The BCG report meanwhile reveals how brands are hoping AI-driven technology will help by both automating content creation and shaping how companies communicate with customers.
According to the report, “The basic framework of personalisation is well-known: delivering the right product at the right price to the right person through the right channel at the right time.
“Automating both the content generation and the targeting of individual messages represents a step-change in personalised marketing.”
Where in a traditional campaign, the success of the copy is dependent on the skill of a copywriter, AI creative-content generation uses an algorithm to select the most effective words, formatting and call to action with hundreds of thousands of options. It will then test a handful of options in the market to identify the most successful compilation in various channels, including email, websites and apps.
“AI creative-content generation is coupled with a robust, scientific, test-and-learn approach to the creative development process. The best variants of the campaign are rolled out and their performance rigorously measured to further train the machine-learning engine for future use. In this way, AI augments human copywriters’ ability to make optimal decisions at scale.”

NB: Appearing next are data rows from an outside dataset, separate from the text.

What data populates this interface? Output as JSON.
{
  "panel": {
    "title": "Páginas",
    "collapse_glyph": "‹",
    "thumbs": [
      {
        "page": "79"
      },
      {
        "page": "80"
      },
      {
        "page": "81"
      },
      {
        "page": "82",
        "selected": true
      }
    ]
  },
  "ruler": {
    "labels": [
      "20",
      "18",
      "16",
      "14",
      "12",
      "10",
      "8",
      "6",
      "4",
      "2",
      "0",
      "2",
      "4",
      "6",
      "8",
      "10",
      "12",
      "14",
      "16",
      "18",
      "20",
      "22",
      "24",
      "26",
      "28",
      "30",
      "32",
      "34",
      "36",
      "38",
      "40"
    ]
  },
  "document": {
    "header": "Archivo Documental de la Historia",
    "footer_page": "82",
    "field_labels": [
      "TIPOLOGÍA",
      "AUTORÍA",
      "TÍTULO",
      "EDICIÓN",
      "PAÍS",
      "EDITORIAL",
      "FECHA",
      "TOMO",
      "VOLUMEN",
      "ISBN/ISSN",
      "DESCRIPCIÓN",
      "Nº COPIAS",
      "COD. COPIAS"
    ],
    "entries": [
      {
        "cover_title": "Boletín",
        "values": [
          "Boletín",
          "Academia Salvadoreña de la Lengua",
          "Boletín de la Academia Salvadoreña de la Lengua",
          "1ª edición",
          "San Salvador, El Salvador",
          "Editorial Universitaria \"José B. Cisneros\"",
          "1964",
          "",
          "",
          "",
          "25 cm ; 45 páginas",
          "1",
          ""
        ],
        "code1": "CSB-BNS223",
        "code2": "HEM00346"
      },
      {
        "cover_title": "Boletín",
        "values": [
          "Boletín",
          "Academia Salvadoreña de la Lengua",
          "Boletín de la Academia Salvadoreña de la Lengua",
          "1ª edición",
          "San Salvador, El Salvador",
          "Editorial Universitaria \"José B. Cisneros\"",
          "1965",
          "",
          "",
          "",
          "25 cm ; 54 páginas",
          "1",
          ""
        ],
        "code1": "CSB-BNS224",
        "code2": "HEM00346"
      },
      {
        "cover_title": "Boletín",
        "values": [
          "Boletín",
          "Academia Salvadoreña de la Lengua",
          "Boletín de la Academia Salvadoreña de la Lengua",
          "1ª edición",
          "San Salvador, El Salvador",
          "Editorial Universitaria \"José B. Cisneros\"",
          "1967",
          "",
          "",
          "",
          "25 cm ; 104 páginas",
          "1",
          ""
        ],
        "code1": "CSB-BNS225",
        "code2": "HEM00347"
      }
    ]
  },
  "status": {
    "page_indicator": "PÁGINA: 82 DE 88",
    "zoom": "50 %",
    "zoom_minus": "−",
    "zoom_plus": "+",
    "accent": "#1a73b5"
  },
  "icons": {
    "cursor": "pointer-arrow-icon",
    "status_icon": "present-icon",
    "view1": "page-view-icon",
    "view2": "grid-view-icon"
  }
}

The software will rely on the vendor’s existing database of context-language, which will assist the AI to improve upon and grow this base.
Results reflect huge successes in incremental value, with a 40 per cent average increase in conversion rates across engagement channels.
“For companies already far up the personalisation maturity curve, this is an opportunity for further advancement in how they communicate with consumers. For those at an earlier point in the journey, the technology offers a chance to leapfrog basic capabilities and achieve much more sophisticated enterprise-wide personalization at scale,” the authors said.
Despite the technology being new to the market, it is fast entering the mainstream, with many Fortune 100 companies either already realising value or looking to trial it, according to BCG.